Dans «Peintures» et «Stèles» il crée un style littéraire où il mêle intimement à la poésie
d´autres formes d´art comme la peinture ou la sculpture. On peut dire, en quelque sorte, qu´il invente dans «Peintures»
une sorte d´art abstrait ou virtuel dans la mesure où il donne consistance par le verbe à des oeuvres fictives, inspirées de la
peinture traditionnelle chinoise. Cet ouvrage est un véritable paradoxe, car il décrit minutieusement des peintures à la fois très
réalistes et figuratives mais dont il montre, ou démontre, combien elles sont porteuses de bien plus de spiritualité,
de réflexion (à tous les sens de ce mot),de chatoiement des lumières que bon nombre de peintures européennes qui lui étaient
contemporaines et dont il en fait au passage un critique aimable pleine d´un humour discret.
Bernard Le Lann
Une citation de Charles Le Quintrec
«
Le véritable Empire du Milieu n'est pas en Chine, il est au plus secret de nous-mêmes.
Cette vérité-là mettra plus d'un demi-siècle à nous parvenir.

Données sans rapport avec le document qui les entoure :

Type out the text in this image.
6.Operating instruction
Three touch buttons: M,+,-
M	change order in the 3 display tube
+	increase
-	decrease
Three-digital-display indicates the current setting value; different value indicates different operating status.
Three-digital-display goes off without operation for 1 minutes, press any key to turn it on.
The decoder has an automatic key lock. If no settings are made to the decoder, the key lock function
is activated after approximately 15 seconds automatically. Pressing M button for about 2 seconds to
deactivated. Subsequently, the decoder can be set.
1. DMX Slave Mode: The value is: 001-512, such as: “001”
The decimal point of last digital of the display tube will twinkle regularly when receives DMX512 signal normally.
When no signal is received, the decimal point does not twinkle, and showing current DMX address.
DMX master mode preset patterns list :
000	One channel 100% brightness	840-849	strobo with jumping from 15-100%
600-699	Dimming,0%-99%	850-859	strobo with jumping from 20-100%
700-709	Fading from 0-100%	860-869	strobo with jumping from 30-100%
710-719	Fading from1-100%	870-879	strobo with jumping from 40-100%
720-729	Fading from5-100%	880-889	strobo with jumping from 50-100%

En effet, quand, en 1919, dans la forêt du Huelgoat, on le trouvera mort au pied d'un arbre, un Shakespeare à la main, personne
en Bretagne, en dehors de
Saint-Pol Roux.,
ne sait qui il est. Les Bretons ne s'intéressent pas à leurs hommes de
grand format »
(Charles Le Quintrec - Poètes de Bretagne - Anthologie - Coll. La petite vermillon - Ed. La Table Ronde).
Victor Segalen et les universités
Le Conseil d´Administration de l´Université de Bordeaux 2 a adopté le nom de Victor Segalen et François Mitterrand a inauguré à Brest en 1994 l'UFR des Lettres et Sciences Sociales, baptisée Victor Segalen, et qui est aujourd'hui la plus importante
composante de l'UBO (Université de Bretagne Occidentale).